I luoghi delle riprese di “Dall’altra parte del mare”.

Questo piccolo e semi-ignoto capolavoro girato da Jean Sarto, pluripremiato al Santa Marinella e a Saturno Film Festival del 2009, rievoca i fantasmi della Shoah sulle grigie quanto suggestive location triestine.

Piccolo excursus sul film.

Se si dovesse elencare tutta la filmografia della storia a tema “Auschwitz” ci vorrebbero ore. Ed è a questo lunghissimo elenco che si aggiunge “Dall’altra parte del mare”, produzione autoriale del regista Jean Sarto (al secolo Giancarlo Sartoretto) che ha fatto incetta di premi ai festival di Santa Marinella e Saturno nel 2009.

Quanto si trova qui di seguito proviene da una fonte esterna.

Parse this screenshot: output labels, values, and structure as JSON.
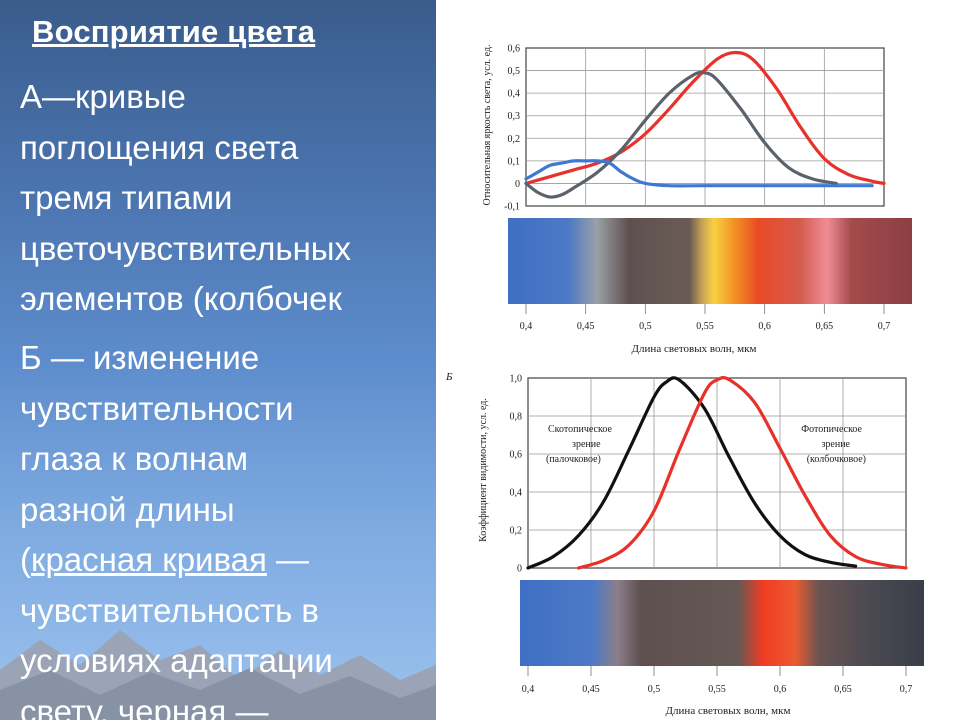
{
  "slide": {
    "title": "Восприятие цвета",
    "paragraph_a": {
      "label": "А",
      "lines": [
        "—кривые",
        "поглощения света",
        "тремя типами",
        "цветочувствительных",
        "элементов (колбочек"
      ]
    },
    "paragraph_b": {
      "label": "Б",
      "lines": [
        " — изменение",
        "чувствительности",
        "глаза к волнам",
        "разной длины"
      ],
      "line5_open": "(",
      "line5_link": "красная кривая",
      "line5_rest": " —",
      "lines_after": [
        "чувствительность в",
        "условиях адаптации",
        "свету, черная —"
      ]
    }
  },
  "chart_data": [
    {
      "panel_label": "",
      "type": "line",
      "ylabel": "Относительная яркость света, усл. ед.",
      "xlabel": "Длина световых волн, мкм",
      "xlim": [
        0.4,
        0.7
      ],
      "ylim": [
        -0.1,
        0.6
      ],
      "x_ticks": [
        "0,4",
        "0,45",
        "0,5",
        "0,55",
        "0,6",
        "0,65",
        "0,7"
      ],
      "y_ticks": [
        "0,6",
        "0,5",
        "0,4",
        "0,3",
        "0,2",
        "0,1",
        "0",
        "-0,1"
      ],
      "grid": true,
      "series": [
        {
          "color": "#e8312a",
          "x": [
            0.4,
            0.42,
            0.44,
            0.46,
            0.48,
            0.5,
            0.52,
            0.54,
            0.56,
            0.575,
            0.59,
            0.61,
            0.63,
            0.65,
            0.67,
            0.69,
            0.7
          ],
          "y": [
            0.0,
            0.03,
            0.06,
            0.09,
            0.14,
            0.22,
            0.33,
            0.45,
            0.55,
            0.58,
            0.55,
            0.42,
            0.25,
            0.11,
            0.04,
            0.01,
            0.0
          ]
        },
        {
          "color": "#5a636b",
          "x": [
            0.4,
            0.41,
            0.42,
            0.43,
            0.44,
            0.46,
            0.48,
            0.5,
            0.52,
            0.54,
            0.55,
            0.56,
            0.58,
            0.6,
            0.62,
            0.64,
            0.66
          ],
          "y": [
            0.0,
            -0.04,
            -0.06,
            -0.05,
            -0.02,
            0.05,
            0.15,
            0.28,
            0.4,
            0.48,
            0.49,
            0.46,
            0.33,
            0.18,
            0.07,
            0.02,
            0.0
          ]
        },
        {
          "color": "#3f78d4",
          "x": [
            0.4,
            0.41,
            0.42,
            0.43,
            0.44,
            0.45,
            0.46,
            0.47,
            0.48,
            0.49,
            0.5,
            0.52,
            0.55,
            0.6,
            0.65,
            0.69
          ],
          "y": [
            0.02,
            0.05,
            0.08,
            0.09,
            0.1,
            0.1,
            0.1,
            0.09,
            0.05,
            0.02,
            0.0,
            -0.01,
            -0.01,
            -0.01,
            -0.01,
            -0.01
          ]
        }
      ],
      "spectrum_stops": [
        [
          "0.00",
          "#3f6fc4"
        ],
        [
          "0.15",
          "#4d79c6"
        ],
        [
          "0.22",
          "#9aa0a6"
        ],
        [
          "0.30",
          "#5e5050"
        ],
        [
          "0.45",
          "#6a5c54"
        ],
        [
          "0.48",
          "#c7a256"
        ],
        [
          "0.51",
          "#f7d142"
        ],
        [
          "0.56",
          "#f29222"
        ],
        [
          "0.62",
          "#ea4a26"
        ],
        [
          "0.72",
          "#d45a4c"
        ],
        [
          "0.79",
          "#ee8c95"
        ],
        [
          "0.85",
          "#a44a4c"
        ],
        [
          "1.00",
          "#8b3f43"
        ]
      ]
    },
    {
      "panel_label": "Б",
      "type": "line",
      "ylabel": "Коэффициент видимости, усл. ед.",
      "xlabel": "Длина световых волн, мкм",
      "xlim": [
        0.4,
        0.7
      ],
      "ylim": [
        0,
        1.0
      ],
      "x_ticks": [
        "0,4",
        "0,45",
        "0,5",
        "0,55",
        "0,6",
        "0,65",
        "0,7"
      ],
      "y_ticks": [
        "1,0",
        "0,8",
        "0,6",
        "0,4",
        "0,2",
        "0"
      ],
      "grid": true,
      "annotations": [
        {
          "lines": [
            "Скотопическое",
            "зрение",
            "(палочковое)"
          ],
          "anchor": "left"
        },
        {
          "lines": [
            "Фотопическое",
            "зрение",
            "(колбочковое)"
          ],
          "anchor": "right"
        }
      ],
      "series": [
        {
          "name": "Скотопическое зрение (палочковое)",
          "color": "#111111",
          "x": [
            0.4,
            0.42,
            0.44,
            0.46,
            0.48,
            0.5,
            0.51,
            0.52,
            0.54,
            0.56,
            0.58,
            0.6,
            0.62,
            0.64,
            0.66
          ],
          "y": [
            0.0,
            0.06,
            0.17,
            0.35,
            0.62,
            0.9,
            0.98,
            0.99,
            0.84,
            0.58,
            0.34,
            0.17,
            0.07,
            0.03,
            0.01
          ]
        },
        {
          "name": "Фотопическое зрение (колбочковое)",
          "color": "#e8312a",
          "x": [
            0.44,
            0.46,
            0.48,
            0.5,
            0.52,
            0.54,
            0.55,
            0.56,
            0.58,
            0.6,
            0.62,
            0.64,
            0.66,
            0.68,
            0.7
          ],
          "y": [
            0.0,
            0.04,
            0.12,
            0.3,
            0.62,
            0.92,
            0.99,
            0.99,
            0.87,
            0.63,
            0.38,
            0.17,
            0.06,
            0.02,
            0.0
          ]
        }
      ],
      "spectrum_stops": [
        [
          "0.00",
          "#3f6fc4"
        ],
        [
          "0.18",
          "#4d79c6"
        ],
        [
          "0.24",
          "#8b7f8a"
        ],
        [
          "0.30",
          "#5e5050"
        ],
        [
          "0.54",
          "#645954"
        ],
        [
          "0.60",
          "#f03c24"
        ],
        [
          "0.68",
          "#ec5a30"
        ],
        [
          "0.74",
          "#6a5452"
        ],
        [
          "0.86",
          "#4b4a52"
        ],
        [
          "1.00",
          "#3a3e48"
        ]
      ]
    }
  ]
}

La trama è ambiziosa, quasi intellettualistica: due registi teatrali, incaricati di far rivivere sul palco il dramma dell’Olocausto, durante la lavorazione della pièce entrano in artisticamente in conflitto: l’una (Clara, interpretata da un’intensa Galatea Renzi) vorrebbe far sfilare sotto gli occhi degli spettatori la soggettività degli ebrei deportati l’altro (il regista Abele, con la fisionomia austera di Vitaliano Trevisan) vorrebbe una ricostruzione storica della Shoah monoliticamente oggettiva. Ma aldilà del gioco intellettuale in cui la messinscena riflette su se stessa (il film è praticamente una messinscena-film la cui trama è incentrata su una messinscena-teatro) il periodo Shoah, ovviamente, diventa anche la metafora del riaprire e disinfettare le ferite del proprio passato…

 

Location.

Per rappresentare il vagare della troupe teatrale di Clara e Abele (da leggersi anche come “vagare inquieto della memoria”) le riprese del film furono itineranti. La prima “tappa” è Roma, nello scalcinato teatro di periferia in cui Abele convoca Clara dal suo rifugio a Parigi.

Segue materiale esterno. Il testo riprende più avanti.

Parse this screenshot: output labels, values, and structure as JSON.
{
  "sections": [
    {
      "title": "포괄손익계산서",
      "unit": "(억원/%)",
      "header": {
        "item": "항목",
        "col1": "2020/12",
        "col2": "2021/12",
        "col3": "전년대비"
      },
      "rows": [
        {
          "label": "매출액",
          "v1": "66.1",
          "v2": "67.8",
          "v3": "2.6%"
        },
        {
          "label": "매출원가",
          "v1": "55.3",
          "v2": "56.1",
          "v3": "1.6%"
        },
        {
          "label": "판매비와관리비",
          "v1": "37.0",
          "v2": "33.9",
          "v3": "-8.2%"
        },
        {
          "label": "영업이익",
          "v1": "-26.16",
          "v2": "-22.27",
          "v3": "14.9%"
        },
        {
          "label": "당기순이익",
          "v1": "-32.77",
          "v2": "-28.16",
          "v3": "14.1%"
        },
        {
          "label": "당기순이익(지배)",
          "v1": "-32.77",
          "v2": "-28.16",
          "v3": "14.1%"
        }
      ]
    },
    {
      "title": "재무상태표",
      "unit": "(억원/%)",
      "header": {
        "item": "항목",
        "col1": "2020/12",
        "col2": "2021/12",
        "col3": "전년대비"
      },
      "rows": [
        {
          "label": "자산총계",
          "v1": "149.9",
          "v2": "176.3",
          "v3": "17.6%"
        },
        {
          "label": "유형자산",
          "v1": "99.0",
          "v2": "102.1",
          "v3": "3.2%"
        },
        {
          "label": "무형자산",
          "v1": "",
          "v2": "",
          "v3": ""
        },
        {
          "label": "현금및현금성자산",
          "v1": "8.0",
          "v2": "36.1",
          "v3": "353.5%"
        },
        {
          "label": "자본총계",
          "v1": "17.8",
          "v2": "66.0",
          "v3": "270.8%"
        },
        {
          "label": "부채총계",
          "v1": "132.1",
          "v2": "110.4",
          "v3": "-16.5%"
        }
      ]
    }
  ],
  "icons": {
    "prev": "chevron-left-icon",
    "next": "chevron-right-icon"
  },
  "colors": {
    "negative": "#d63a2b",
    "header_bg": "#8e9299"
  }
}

E già la degradata periferia romana è metafora di quella scomoda periferia del passato con cui ognuno di noi, talvolta, è chiamato a confrontarsi (varrà anche nel caso di Clara, alla ricerca del padre). Il resto del film è girato nei suggestivi interni ed esterni di Trieste, città di porto, di partenze e ritorni.

In una scena Clara scruta simbolicamente l’azzurro orizzonte dal porto triestino. In un gioco di “riprese delle riprese”, in cui la macchina da presa di Sarto riprende i nostri attori-registi che a loro volta girano la loro pièce, evocativi nella loro alienazione sono il manicomio di San Giovanni. Noto per essere stato il primo banco di prova della riforma Basaglia, l’ex ospedale psichiatrico simboleggia la follia di un periodo storico e l’alienazione degli ebrei dalle loro vite pre-deportazione. Inoltre, proprio in occasione delle leggi razziali dalla struttura furono rilevati pazienti ebrei.

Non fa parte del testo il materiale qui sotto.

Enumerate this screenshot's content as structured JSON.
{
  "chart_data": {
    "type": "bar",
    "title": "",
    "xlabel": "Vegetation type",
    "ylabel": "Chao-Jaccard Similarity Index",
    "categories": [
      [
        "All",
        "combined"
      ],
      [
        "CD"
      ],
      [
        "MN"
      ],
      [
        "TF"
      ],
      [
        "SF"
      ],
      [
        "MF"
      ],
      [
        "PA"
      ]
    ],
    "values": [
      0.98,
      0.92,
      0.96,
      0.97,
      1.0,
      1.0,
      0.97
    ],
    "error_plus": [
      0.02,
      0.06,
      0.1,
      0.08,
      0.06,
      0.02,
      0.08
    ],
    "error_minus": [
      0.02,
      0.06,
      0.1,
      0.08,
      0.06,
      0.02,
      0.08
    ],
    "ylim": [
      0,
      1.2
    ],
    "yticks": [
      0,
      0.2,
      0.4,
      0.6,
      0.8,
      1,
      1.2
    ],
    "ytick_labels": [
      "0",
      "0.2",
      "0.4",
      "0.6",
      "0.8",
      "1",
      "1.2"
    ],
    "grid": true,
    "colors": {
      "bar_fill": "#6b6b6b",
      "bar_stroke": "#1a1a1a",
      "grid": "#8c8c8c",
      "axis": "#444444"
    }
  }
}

Ma la scelta di girare il film a Trieste non dev’essere stata casuale soprattutto per la presenza nella città dell’unico campo di sterminio italiano: la risiera di San Sabba, fra le cui mura scrostate viene riesumato quella vergognosa pagina di storia con cui la città di Trieste è oggi chiamata a confrontarsi.